One of President Donald Trump’s top officials was scolded by a judge from his own party for allegedly abusing his power to target the president’s perceived political enemies.
“U.S. Circuit Judge Karen LeCraft Henderson, a George H.W. Bush appointee who recently faced criticism for her line of questioning during arguments over Hegseth's disciplinary action against Sen. Mark Kelly, D-Ariz.” harshly criticized Secretary of Defense Pete Hegseth for designating AI company Anthropic as a “supply-chain risk” based on seemingly tenuous evidence, reported Law and Crime’s Matt Naham on Tuesday. Henderson added that “for the life of me” she could not discover "any evidence of maliciousness" to justify Hegseth’s actions against Anthropic.
"I see no evidence of the fact that the word sabotage, maliciously, manipulates, and so forth require a bad actor,” Henderson said. “I see no evidence of that. I don't see that the department has in any way supported its determination that there is a supply-chain risk with Anthropic, much less a significant supply-chain risk. Is there some evidence that I haven't found that you're a bad actor?"

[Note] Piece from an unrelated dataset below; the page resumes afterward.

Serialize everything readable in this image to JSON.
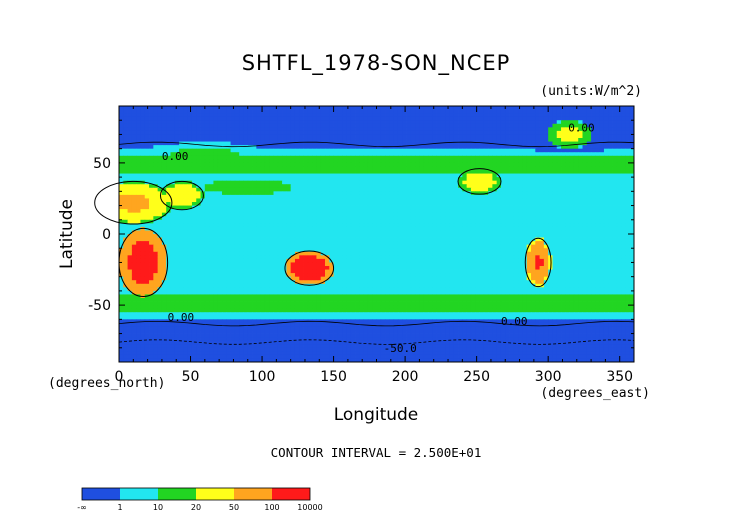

The government’s lawyer paused, then insisted that the Trump administration has provided enough evidence to demonstrate Anthropic’s AI model Claude “cannot safely or reliably be used for autonomous lethal warfare and mass surveillance of Americans."
Henderson replied, "To me, this is just a spectacular overreach by the department.”

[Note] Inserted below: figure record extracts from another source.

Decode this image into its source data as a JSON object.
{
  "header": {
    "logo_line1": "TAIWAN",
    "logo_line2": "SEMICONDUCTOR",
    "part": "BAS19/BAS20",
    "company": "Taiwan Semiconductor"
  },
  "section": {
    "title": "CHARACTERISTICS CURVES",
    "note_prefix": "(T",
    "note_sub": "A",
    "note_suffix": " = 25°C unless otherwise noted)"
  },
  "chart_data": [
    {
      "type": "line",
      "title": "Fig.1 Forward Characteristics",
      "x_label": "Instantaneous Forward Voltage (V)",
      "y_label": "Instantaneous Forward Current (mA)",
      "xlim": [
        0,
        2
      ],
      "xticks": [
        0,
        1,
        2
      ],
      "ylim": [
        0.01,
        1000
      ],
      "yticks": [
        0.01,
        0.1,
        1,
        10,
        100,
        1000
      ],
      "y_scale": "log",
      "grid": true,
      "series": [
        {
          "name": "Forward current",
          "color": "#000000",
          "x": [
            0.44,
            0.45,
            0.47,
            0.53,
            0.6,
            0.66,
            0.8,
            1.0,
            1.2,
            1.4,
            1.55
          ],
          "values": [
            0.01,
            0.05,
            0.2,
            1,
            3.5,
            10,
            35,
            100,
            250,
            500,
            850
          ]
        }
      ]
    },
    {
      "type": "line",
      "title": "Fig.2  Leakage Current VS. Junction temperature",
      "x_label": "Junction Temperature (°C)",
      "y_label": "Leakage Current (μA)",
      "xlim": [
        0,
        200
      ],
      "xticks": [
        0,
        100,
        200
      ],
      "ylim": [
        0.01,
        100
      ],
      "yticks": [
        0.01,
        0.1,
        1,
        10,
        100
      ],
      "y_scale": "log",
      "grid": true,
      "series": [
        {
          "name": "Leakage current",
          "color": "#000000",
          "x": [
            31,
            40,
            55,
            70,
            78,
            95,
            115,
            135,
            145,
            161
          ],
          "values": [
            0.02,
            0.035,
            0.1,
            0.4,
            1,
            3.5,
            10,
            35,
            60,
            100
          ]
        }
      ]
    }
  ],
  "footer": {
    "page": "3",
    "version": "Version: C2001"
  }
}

Prior to this exchange, Trump’s lawyers described any procedural errors in the Defense Department’s case against Anthropic as harmless, asking the court to defend to Hegseth’s “considered national security judgment.” Anthropic’s attorneys, by contrast, argued that Anthropic is being mischaracterized as posing a supply-chain risk as “textbook retaliation” because they refused to comply with administration requests they deemed unethical.

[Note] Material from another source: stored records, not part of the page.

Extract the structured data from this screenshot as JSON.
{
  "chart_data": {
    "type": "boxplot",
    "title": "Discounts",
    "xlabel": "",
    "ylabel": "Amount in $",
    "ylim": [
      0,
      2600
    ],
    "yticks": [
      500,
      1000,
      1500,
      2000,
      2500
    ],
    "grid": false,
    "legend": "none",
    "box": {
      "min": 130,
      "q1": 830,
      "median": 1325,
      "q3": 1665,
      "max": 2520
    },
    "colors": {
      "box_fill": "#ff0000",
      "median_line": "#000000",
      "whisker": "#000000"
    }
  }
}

"The Secretary's brief confirms that this is a supply-chain risk designation in search of a justification,” Anthropic’s filing said to the court.” The Secretary purported to blacklist Anthropic as a threat to national security based in significant part on the factual assertion that Anthropic possesses an 'operational veto' over Claude after it is deployed in the Department's classified systems—a demonstrably false premise that he now abandons. Instead, the Secretary falls back to a different justification. He now claims that his 'true concern' is that Anthropic in the future will surreptitiously encode model limitations 'before' Claude's 'deployment' that the Department's testing might not catch."
In addition to criticizing the administration’s actions against Anthropic, Henderson also criticized it in a previous hearing for arguing that Sen. Mark Kelly (D-Ariz.) deserves to be prosecuted for criticizing Trump’s policies. In addition to being denounced by the court, the administration’s targeting of Kelly has been denounced by military veterans as infringing on their right to free speech.
“The defense secretary first targeted Kelly because he was one of the Senate Democrats who recorded a video reminding service members that they can disobey unlawful orders, and Hegseth declared that he was reducing Kelly’s rank and military pension,” Lt. Col. Rachel E. VanLandingham (ret.) wrote for MS NOW on Sunday. “However, Judge Richard Leon of the U.S. District Court for the District of Columbia temporarily enjoined the Pentagon from doing so.”
VanLandingham added that “alarmingly, Hegseth’s new attempt to mute his nemesis Kelly is part of the Pentagon’s larger effort to muzzle all of us military retirees, especially those with legislative power.” She argued that if it succeeds, “this is quite dangerous. If the Pentagon can shut down a sitting senator, then it can shut down all of us.”